Mais qu’en pensent les hommes ? A croire que ces derniers ont peur pour leur virilité ou craignent de perdre le contrôle sur leur corps ou de faire valoir leurs droits reproductifs et sexuels. « C’est la fin du monde. Les hommes ne seraient plus de vrais hommes », s’indigne Hassan, un Saïdi de 42 ans, qui pense que sa virilité en prendrait un coup. Pour cet homme ayant deux épouses qui prennent la pilule, ce geste est indiscutablement associé à la féminité. Quant à Gamal Saber, directeur d’une agence de communication de 45 ans, il pense que le corps des hommes n’est pas fait pour recevoir des hormones et le fait de se faire piquer ou d’avaler un comprimé tous les soirs est une réelle contrainte pour les hommes. Evoquant des arguments plus scientifiques, le Dr Adel Ibrahim, spécialiste dans les maladies dermatologiques et vénériennes, estime qu’il est normal que la contraception repose sur l’épaule de la femme, car le système reproductif des hommes est beaucoup plus complexe que celui des femmes. « Il suffit de bloquer l’ovulation qui a lieu seulement une fois par mois, alors que chez les hommes, la contraception exige que l’on intervienne dans la production quotidienne de dizaines de millions de spermatozoïdes tout le long de la vie adulte », argumente-t-il.

Par contre, Haitham, ingénieur de 38 ans, a accepté d’endosser la charge contraceptive.
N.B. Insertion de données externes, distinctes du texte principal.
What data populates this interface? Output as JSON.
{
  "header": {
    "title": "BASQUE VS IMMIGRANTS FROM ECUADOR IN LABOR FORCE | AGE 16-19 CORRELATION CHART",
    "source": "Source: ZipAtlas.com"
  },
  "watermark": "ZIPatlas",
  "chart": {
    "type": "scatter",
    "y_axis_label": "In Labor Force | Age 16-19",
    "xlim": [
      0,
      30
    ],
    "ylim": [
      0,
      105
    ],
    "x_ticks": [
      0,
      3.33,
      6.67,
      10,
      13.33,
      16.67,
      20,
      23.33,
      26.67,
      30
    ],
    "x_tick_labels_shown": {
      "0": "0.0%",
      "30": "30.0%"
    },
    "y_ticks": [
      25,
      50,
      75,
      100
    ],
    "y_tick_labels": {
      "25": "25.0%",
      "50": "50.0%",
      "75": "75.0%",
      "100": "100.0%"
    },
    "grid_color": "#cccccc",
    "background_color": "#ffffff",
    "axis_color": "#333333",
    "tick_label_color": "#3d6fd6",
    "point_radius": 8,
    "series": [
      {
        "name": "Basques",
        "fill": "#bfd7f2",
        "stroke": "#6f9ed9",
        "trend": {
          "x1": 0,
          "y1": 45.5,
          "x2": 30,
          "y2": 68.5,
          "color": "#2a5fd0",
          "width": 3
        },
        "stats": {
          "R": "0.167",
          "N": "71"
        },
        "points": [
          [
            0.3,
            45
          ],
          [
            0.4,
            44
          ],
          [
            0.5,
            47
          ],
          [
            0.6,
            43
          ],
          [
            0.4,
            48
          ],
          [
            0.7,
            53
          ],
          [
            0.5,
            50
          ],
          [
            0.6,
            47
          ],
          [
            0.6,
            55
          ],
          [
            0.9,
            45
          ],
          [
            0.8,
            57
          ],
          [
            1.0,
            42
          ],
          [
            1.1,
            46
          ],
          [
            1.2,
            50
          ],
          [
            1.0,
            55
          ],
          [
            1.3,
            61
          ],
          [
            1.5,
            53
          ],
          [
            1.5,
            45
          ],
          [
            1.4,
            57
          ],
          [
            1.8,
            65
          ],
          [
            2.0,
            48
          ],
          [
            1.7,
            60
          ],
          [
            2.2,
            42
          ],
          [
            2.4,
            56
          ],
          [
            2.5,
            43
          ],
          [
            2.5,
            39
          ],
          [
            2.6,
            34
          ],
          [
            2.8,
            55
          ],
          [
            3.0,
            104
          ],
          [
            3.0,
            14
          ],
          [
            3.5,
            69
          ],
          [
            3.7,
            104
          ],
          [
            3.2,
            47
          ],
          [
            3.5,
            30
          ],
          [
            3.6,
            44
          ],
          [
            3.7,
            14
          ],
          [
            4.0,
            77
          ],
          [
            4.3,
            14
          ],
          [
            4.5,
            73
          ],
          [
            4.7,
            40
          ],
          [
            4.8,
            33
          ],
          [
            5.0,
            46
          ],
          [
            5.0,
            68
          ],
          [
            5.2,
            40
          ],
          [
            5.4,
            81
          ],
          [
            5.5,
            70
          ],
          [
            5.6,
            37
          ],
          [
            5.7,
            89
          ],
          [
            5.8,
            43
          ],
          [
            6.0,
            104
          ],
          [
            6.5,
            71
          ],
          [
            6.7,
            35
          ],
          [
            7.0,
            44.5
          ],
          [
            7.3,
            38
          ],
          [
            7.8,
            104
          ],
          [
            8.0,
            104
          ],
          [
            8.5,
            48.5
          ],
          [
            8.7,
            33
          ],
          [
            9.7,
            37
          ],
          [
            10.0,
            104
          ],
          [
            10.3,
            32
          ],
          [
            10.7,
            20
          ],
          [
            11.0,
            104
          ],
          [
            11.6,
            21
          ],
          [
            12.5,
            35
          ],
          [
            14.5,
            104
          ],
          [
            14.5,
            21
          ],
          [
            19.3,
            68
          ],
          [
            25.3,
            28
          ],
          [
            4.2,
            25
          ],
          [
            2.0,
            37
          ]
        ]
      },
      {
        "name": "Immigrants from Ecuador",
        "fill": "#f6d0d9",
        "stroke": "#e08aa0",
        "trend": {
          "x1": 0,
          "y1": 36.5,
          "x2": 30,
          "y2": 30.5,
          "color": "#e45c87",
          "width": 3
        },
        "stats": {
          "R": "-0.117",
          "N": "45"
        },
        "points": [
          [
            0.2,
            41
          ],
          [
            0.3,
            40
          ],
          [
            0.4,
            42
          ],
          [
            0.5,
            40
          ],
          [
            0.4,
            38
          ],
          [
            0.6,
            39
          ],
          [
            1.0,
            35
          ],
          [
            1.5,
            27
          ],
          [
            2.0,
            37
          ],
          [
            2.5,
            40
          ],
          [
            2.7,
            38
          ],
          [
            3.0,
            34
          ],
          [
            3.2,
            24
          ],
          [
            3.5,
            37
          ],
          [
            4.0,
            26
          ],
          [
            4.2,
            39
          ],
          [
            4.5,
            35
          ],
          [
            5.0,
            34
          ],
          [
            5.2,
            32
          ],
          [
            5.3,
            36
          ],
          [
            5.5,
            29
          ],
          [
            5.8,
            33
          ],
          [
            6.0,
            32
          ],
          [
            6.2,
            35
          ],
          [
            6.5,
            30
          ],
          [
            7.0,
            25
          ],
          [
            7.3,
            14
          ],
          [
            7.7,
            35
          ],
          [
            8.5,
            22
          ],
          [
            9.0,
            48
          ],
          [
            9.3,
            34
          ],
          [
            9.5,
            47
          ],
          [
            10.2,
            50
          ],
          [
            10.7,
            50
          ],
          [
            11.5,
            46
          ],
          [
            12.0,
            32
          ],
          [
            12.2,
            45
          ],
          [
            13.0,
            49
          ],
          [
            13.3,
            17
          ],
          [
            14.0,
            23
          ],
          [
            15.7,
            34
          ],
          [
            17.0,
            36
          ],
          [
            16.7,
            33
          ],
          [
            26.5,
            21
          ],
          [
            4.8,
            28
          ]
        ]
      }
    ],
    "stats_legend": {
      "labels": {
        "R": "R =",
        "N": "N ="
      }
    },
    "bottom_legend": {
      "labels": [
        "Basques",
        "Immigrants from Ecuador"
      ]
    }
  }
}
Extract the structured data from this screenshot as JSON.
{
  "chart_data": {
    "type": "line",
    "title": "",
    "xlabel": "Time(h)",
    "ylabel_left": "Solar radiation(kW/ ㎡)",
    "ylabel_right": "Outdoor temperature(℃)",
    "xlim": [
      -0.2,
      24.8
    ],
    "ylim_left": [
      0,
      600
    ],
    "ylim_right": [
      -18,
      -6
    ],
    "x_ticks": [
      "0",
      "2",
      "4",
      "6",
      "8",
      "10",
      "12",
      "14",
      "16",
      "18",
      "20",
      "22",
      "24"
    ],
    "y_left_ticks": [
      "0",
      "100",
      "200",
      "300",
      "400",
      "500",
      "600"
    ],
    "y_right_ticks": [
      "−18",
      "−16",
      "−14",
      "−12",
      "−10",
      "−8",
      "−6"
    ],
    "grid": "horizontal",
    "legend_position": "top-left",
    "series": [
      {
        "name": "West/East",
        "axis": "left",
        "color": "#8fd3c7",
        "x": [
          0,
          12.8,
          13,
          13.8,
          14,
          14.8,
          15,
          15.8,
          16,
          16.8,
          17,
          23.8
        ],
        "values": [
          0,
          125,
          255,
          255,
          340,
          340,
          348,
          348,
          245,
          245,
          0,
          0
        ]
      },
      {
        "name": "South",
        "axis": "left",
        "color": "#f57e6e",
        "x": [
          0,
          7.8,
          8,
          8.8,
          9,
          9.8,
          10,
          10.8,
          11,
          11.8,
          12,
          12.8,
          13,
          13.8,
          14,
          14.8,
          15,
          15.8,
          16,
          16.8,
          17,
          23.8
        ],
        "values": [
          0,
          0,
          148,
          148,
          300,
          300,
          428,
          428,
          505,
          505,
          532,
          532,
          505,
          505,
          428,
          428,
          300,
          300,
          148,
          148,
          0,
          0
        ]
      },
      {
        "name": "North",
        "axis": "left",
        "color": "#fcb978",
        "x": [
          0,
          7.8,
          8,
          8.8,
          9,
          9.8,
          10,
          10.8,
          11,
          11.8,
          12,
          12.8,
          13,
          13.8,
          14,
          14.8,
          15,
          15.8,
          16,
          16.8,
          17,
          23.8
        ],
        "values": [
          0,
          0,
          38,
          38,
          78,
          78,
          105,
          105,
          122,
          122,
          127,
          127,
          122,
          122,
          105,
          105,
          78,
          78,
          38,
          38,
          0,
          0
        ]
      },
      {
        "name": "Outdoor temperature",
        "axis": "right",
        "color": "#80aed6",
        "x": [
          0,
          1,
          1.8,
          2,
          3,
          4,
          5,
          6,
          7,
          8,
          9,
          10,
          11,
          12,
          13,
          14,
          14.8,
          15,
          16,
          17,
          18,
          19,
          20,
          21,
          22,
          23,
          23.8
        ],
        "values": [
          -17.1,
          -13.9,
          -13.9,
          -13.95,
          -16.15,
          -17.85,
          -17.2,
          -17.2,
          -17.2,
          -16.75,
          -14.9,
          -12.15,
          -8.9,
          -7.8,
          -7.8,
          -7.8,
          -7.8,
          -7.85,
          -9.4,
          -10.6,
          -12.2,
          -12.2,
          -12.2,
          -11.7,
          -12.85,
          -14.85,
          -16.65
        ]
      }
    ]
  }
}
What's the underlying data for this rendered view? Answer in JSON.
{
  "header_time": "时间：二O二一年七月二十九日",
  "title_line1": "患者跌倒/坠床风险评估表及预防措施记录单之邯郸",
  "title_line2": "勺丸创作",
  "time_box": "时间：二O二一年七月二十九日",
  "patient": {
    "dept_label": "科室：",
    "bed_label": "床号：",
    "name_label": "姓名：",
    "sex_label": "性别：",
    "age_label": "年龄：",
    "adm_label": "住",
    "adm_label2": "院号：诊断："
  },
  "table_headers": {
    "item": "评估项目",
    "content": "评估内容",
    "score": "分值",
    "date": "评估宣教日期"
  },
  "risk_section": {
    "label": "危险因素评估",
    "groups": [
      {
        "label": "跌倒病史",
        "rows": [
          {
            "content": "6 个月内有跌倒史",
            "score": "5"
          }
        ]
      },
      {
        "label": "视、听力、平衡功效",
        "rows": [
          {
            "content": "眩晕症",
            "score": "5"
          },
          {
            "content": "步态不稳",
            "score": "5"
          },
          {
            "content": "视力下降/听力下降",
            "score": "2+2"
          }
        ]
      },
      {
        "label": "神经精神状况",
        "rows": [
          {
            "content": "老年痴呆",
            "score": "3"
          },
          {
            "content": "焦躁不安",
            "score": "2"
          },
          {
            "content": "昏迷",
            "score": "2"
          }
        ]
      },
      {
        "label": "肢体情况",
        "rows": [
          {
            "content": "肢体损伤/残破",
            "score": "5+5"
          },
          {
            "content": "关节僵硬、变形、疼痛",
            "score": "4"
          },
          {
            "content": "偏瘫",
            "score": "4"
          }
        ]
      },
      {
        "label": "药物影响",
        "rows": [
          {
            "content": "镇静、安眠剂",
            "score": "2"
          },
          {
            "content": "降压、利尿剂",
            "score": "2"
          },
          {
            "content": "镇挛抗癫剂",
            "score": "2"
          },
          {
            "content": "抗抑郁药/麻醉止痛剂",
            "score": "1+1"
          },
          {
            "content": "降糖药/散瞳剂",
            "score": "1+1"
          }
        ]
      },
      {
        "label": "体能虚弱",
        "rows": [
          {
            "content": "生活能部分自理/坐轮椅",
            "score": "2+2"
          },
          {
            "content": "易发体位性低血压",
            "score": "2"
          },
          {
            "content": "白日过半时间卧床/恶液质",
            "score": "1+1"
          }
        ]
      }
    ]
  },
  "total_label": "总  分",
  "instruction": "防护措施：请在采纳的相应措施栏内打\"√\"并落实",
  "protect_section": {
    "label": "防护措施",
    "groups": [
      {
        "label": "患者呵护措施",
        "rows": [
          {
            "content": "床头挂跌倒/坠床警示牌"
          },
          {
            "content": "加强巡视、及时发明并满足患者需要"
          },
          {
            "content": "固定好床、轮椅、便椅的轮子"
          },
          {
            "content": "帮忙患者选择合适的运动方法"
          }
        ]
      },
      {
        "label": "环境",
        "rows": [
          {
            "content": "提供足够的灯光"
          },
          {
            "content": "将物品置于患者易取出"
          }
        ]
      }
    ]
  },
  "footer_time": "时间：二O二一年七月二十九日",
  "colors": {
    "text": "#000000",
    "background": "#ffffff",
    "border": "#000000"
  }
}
Selon lui, comme la relation sexuelle est une affaire des deux partenaires, le contrôle des naissances l'est aussi. « Après la naissance de mon deuxième enfant, la question de la contraception masculine s’est posée. Auparavant, je considérais cela comme une affaire de femmes. Mais quand ma femme n’a pas supporté le stérilet et ne voulait plus reprendre la pilule, nous avons opté pour le préservatif », confie Haitham. D’autres aussi déclarent être prêts à prendre la pilule si elle était commercialisée. En attendant, les voilà plutôt qui s’abritent derrière une pénurie de moyens se résumant à la capote ou au retrait et l'abstinence périodique.